1 - "The spectrum of non-fatal immune-related adverse events following COVID-19 vaccination: The population-based cohort study in Seoul, South Korea". (2023).
2 - "Hematologic abnormalities after COVID-19 vaccination: A large Korean population-based cohort study". (2023).
3 - "Correlation between COVID-19 vaccination and inflammatory musculoskeletal disorders". (2023).
Review Date: December - 2023
We review 3 population-based studies from South Korea that show a relationship between the Covid-19 vaccinations and subsequent diverse non-fatal adverse events. The main author for the three papers is Eun Mi Chun, who, with access to the population dataset analysed incidence rates of different non-fatal health conditions from the date of the Covid-19 innoculation. The authors compare the incidence rates for the different conditions in vaccinanted versus un-vaccinated individuals, up to 12 weeks prior the innoculation date.
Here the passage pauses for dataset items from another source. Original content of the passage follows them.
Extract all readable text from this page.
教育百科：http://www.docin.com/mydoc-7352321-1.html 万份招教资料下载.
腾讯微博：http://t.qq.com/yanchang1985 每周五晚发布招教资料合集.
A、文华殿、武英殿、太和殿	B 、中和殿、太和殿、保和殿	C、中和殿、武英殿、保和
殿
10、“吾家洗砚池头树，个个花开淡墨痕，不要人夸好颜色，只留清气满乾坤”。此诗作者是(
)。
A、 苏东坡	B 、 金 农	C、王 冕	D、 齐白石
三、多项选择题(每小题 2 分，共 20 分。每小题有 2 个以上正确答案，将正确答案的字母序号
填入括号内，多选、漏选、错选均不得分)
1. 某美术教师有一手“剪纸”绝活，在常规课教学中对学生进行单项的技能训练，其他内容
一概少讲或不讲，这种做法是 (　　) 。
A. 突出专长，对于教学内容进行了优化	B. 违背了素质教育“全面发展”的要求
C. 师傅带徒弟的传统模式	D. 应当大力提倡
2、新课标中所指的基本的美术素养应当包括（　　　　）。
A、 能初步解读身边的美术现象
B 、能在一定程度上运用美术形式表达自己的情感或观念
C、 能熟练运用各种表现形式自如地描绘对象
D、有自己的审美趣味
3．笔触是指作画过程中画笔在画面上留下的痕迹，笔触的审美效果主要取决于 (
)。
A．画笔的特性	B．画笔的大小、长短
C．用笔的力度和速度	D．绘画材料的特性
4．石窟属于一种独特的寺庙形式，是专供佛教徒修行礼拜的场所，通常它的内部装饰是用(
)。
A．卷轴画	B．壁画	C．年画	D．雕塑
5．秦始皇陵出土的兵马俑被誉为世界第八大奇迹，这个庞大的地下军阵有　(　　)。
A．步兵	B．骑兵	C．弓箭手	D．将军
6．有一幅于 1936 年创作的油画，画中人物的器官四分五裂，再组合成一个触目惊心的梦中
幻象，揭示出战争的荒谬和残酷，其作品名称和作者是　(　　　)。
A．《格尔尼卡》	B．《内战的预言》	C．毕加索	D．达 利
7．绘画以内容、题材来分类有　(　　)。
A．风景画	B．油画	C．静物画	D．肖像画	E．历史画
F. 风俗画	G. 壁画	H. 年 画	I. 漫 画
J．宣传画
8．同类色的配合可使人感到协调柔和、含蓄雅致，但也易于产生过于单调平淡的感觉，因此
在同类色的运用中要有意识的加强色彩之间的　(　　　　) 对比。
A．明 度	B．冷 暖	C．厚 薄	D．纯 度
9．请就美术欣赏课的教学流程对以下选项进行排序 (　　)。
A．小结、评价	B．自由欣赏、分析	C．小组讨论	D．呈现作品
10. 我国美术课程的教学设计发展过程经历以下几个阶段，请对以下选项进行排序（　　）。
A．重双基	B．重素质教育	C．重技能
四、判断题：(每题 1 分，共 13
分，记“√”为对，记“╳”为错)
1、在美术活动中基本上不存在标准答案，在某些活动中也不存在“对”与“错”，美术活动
The results were published in three different papers as they investigated different types of adverse events.
Paper 1, provides a population-based analysis of immune-related adverse events associated with the Covid-19 vaccinations in South Korea. The paper reference is:
Eun Mi Chun et. al., "The spectrum of non-fatal immune-related adverse events following COVID-19 vaccination: The population-based cohort study in Seoul, South Korea". (2023). Link to paper.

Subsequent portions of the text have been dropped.